Враждебность населения стала очевидной, как только испанцы бросили якорь. От берега отошли каноэ, полные вооруженных воинов с золотой маской в качестве боевого знака. Когда же Писарро высадился на берег с целью попытаться объясниться на языке жестов, на его отряд набросились орды воинов. Писарро удалось спастить только потому, что индейцы на мгновение остолбенели при виде того, как один из кабальеро отделился от своей лошади.
Эта единственная стычка настолько обескуражила людей Писарро, что большинство из них шумно потребовали возвращения в Панаму. Отчасти это объяснялось условиями, в которых им приходилось действовать, отчасти – качеством человеческого материала. До Панамы было немногим более пятисот миль, но для большинства участников экспедиции каждая миля являлась настоящим шагом в неведомое. Пятьсот миль – небольшое расстояние для экспедиции первооткрывателей, однако существование людей на борту кораблей Писарро сильно отличалось от жизни участников плаваний Колумба и Магеллана.
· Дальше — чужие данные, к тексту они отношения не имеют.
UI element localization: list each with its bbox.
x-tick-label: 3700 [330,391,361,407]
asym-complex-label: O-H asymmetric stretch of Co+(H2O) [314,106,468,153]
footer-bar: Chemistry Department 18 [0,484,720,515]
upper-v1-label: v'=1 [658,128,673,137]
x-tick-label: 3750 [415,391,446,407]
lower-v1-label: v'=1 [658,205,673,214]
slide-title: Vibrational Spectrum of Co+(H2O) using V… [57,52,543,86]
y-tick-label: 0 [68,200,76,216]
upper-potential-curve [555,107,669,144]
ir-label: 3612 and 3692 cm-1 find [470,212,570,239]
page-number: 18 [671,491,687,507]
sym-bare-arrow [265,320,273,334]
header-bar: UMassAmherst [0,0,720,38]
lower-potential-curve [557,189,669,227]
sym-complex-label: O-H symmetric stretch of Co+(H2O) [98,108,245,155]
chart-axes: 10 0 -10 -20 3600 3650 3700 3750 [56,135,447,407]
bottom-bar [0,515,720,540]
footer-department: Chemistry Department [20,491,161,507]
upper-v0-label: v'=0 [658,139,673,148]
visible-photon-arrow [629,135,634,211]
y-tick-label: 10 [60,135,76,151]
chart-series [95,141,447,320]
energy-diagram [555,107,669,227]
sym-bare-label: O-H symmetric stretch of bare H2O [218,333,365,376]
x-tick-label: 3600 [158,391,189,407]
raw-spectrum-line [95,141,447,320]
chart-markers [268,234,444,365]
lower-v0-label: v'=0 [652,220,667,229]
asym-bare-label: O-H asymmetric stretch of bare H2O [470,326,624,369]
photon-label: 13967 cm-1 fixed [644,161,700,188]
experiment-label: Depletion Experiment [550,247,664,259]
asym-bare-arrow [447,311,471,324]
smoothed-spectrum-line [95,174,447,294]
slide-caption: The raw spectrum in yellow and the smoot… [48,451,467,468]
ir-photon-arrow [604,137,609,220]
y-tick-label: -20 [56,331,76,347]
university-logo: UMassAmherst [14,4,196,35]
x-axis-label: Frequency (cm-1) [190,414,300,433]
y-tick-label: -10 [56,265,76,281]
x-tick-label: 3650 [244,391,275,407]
Они не были моряками. Эти солдаты-авантюристы не имели представления об управлении кораблями в открытом море. Точные размеры судов экспедиции неизвестны, однако мало вероятно, чтобы они были больше «Санта-Марии», длина которой составляла всего 78,5 фута; в дополнение к команде каждое из них несло почти сто человек, не считая лошадей и припасов. Каждый, кому приходилось плавать на дрифтере или траулере такого размера, поймет возникающий при этом дискомфорт – а во время шторма условия жизни на борту становились почти невыносимыми. Более того, поскольку ветеранам-колонистам было очень хорошо известно, с какими тяготами неизбежно столкнется экспедиция, и Писарро, и Альмагро вынуждены были набирать людей среди неудачников колонии или новоприбывших из Испании. В Европе эти люди стали не нужны в связи с окончанием войны и прибыли за море искать удачи, будучи в состоянии, близком к отчаянию. В отличие от Кортеса у Писарро не было возможности выковать из этого невдохновляющего материала дисциплинированную и эффективную силу. Он знал, что при столкновении с решительным противодействием местного населения шансов уцелеть у него будет немного.